Although 3D televisions are already on the market, these are filmed from just two perspectives. So they give a sense of depth, but "you cannot walk around an image of a person and see the back of his head", says Peyghambarian.
He hopes that, along with revolutionizing entertainment, the hologram technique will one day enable surgeons to remotely view live 3D images of operations and give advice. It might also find uses in manufacturing, allowing engineers to visualize and modify 3D models in real time.
360 degrees
However, Rob Eason, an optical physicist at the University of Southampton, UK, points out that the holographic images are still relatively slow and small, and questions whether the technique significantly improves on other recent advances in 3D displays. In 2009, for example, Sony unveiled a prototype called RayModeller. It projects a moving 3D image within a cylindrical tube, allowing the viewer to walk all the way around it and see different perspectives.
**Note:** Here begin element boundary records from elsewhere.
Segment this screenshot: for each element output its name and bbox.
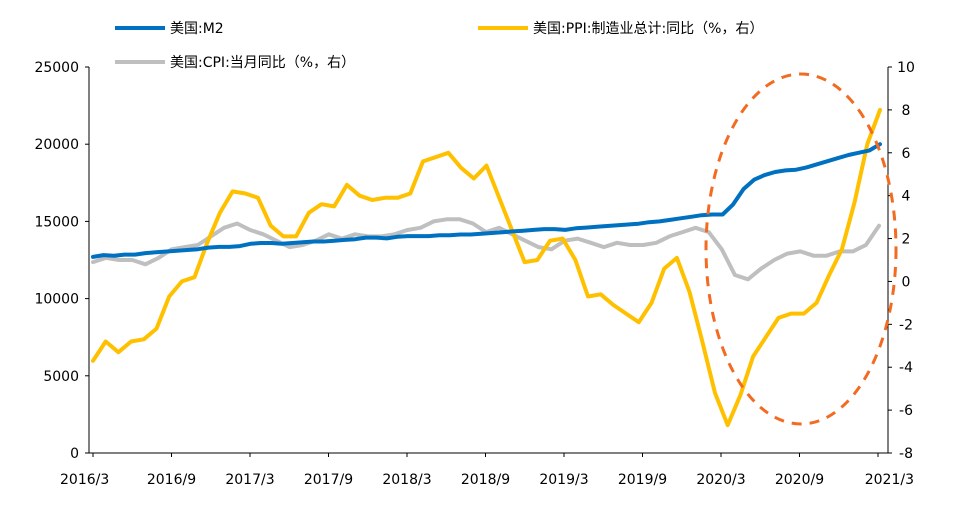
right-tick-label: -2 [899,317,913,333]
left-tick-label: 25000 [34,60,79,76]
legend-item-ppi: 美国:PPI:制造业总计:同比（%，右） [478,21,763,37]
right-tick-label: -8 [899,446,913,462]
right-tick-label: 2 [902,232,911,248]
highlight-ellipse [704,72,898,426]
right-tick-label: -4 [899,360,913,376]
x-axis-ticks: 2016/3 2016/9 2017/3 2017/9 2018/3 2018/9 2019… [60,453,914,488]
right-axis-ticks: -8 -6 -4 -2 0 2 4 6 8 10 [888,60,915,462]
left-tick-label: 10000 [34,292,79,308]
legend-item-cpi: 美国:CPI:当月同比（%，右） [115,55,355,71]
x-tick-label: 2019/9 [618,472,667,488]
right-tick-label: -6 [899,403,913,419]
series-line-m2 [91,142,882,259]
right-tick-label: 4 [902,189,911,205]
left-tick-label: 20000 [34,137,79,153]
right-tick-label: 6 [902,146,911,162]
legend-item-m2: 美国:M2 [115,21,224,37]
series-layer [91,107,882,428]
x-tick-label: 2021/3 [865,472,914,488]
legend-label-ppi: 美国:PPI:制造业总计:同比（%，右） [533,21,763,37]
series-line-ppi [91,107,882,428]
x-tick-label: 2018/3 [382,472,431,488]
x-tick-label: 2016/9 [147,472,196,488]
x-tick-label: 2018/9 [461,472,510,488]
left-axis-ticks: 0 5000 10000 15000 20000 25000 [34,60,89,462]
x-tick-label: 2016/3 [60,472,109,488]
left-tick-label: 0 [70,446,79,462]
legend-label-m2: 美国:M2 [170,21,224,37]
left-tick-label: 15000 [34,214,79,230]
right-tick-label: 10 [897,60,915,76]
x-tick-label: 2020/9 [775,472,824,488]
x-tick-label: 2020/3 [696,472,745,488]
x-tick-label: 2017/3 [225,472,274,488]
right-tick-label: 8 [902,103,911,119]
left-tick-label: 5000 [43,369,79,385]
legend: 美国:M2 美国:PPI:制造业总计:同比（%，右） 美国:CPI:当月同比（%… [115,21,763,71]
x-tick-label: 2017/9 [304,472,353,488]
legend-label-cpi: 美国:CPI:当月同比（%，右） [170,55,355,71]
x-tick-label: 2019/3 [539,472,588,488]
right-tick-label: 0 [902,274,911,290]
Peyghambarian counters that a scaled-up holographic system would provide "superb resolution. We can already make a holographic pixel of 400 micrometres — better than a high-definition television."
He adds that it should be easy in principle to record holographic movies, so they can be played back later. The team is now working to speed up the refresh rate to match the 30 frames per second needed for movies, and to reduce the amount of power needed to read and write images.
Peyghambarian believes that some version of the system could be in homes within seven to ten years: "We have shown that creating a dynamic hologram of the size and resolution of Princess Leia is a reality." Now he just needs to build an R2-D2 to play it on.